Before exporting the graph we first need to identify a checkpoint candidate in the pets-pvc
pvc under
${MOUNT_PATH}/train
which is where the training job is saving the checkpoints.
To see what's being saved in ${MOUNT_PATH}/train
while the training job is running you can use:
kubectl -n kubeflow exec tf-training-job-chief-0 -- ls ${MOUNT_PATH}/train
This will list the contents of the train directory. The output should something like this:
checkpoint
events.out.tfevents.1534465587.tf-training-job-chief-0
events.out.tfevents.1534525812.tf-training-job-chief-0
graph.pbtxt
model.ckpt-0.data-00000-of-00001
model.ckpt-0.index
model.ckpt-0.meta
model.ckpt-167.data-00000-of-00001
model.ckpt-167.index
model.ckpt-167.meta
model.ckpt-334.data-00000-of-00001
model.ckpt-334.index
model.ckpt-334.meta
pipeline.config
Once you have identified the checkpoint next step is to configure the checkpoint in the export-tf-graph-job
component and apply it.
CHECKPOINT="${TRAINING_DIR}/model.ckpt-<number>" #replace with your checkpoint number
INPUT_TYPE="image_tensor"
EXPORT_OUTPUT_DIR="${MOUNT_PATH}/exported_graphs"

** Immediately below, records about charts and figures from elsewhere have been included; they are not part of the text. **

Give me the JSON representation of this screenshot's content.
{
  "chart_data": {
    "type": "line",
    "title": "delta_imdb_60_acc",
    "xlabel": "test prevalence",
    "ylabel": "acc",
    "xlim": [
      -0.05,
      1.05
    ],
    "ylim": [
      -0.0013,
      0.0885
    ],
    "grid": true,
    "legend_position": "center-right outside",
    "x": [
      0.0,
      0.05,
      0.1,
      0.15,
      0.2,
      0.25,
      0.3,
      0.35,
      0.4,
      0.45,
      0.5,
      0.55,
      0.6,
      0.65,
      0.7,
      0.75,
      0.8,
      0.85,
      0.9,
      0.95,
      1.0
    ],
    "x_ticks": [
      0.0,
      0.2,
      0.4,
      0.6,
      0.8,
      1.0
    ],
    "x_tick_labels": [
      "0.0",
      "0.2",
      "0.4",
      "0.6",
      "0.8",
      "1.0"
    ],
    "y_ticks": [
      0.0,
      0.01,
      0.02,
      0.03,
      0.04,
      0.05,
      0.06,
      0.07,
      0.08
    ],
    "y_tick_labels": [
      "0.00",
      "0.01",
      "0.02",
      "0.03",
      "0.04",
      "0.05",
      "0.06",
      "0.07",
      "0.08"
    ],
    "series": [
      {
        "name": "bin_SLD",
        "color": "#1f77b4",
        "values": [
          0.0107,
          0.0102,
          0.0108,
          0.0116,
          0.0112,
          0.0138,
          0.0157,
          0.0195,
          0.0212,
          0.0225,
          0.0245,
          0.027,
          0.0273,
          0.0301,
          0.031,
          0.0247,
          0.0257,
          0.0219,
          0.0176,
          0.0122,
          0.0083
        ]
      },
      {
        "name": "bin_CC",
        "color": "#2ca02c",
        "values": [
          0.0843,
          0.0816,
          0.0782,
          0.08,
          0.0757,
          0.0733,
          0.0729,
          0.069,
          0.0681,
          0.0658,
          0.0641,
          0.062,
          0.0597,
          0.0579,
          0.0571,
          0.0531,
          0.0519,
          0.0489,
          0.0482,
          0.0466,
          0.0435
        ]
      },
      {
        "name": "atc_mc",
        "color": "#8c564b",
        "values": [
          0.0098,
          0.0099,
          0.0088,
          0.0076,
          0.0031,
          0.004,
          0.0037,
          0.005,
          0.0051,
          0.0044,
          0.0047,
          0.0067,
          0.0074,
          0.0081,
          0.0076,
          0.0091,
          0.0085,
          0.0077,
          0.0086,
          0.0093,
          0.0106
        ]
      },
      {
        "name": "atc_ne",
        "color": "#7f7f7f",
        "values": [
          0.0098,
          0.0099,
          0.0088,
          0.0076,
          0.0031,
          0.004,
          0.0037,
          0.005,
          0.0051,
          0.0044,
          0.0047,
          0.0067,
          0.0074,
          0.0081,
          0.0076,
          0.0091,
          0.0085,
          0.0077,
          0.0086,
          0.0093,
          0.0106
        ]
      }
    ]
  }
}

ks param set export-tf-graph-job mountPath ${MOUNT_PATH}
ks param set export-tf-graph-job pvc ${PVC}
ks param set export-tf-graph-job image ${OBJ_DETECTION_IMAGE}
ks param set export-tf-graph-job pipelineConfigPath ${PIPELINE_CONFIG_PATH}
ks param set export-tf-graph-job trainedCheckpoint ${CHECKPOINT}
ks param set export-tf-graph-job outputDir ${EXPORT_OUTPUT_DIR}
ks param set export-tf-graph-job inputType ${INPUT_TYPE}
ks apply ${ENV} -c export-tf-graph-job
To see the default values and params of the export-tf-graph-job
component look at: params.libsonnet
Once the job is completed a new directory called exported_graphs
under /pets_data
in the pets-data-claim PCV
will be created containing the model and the frozen graph.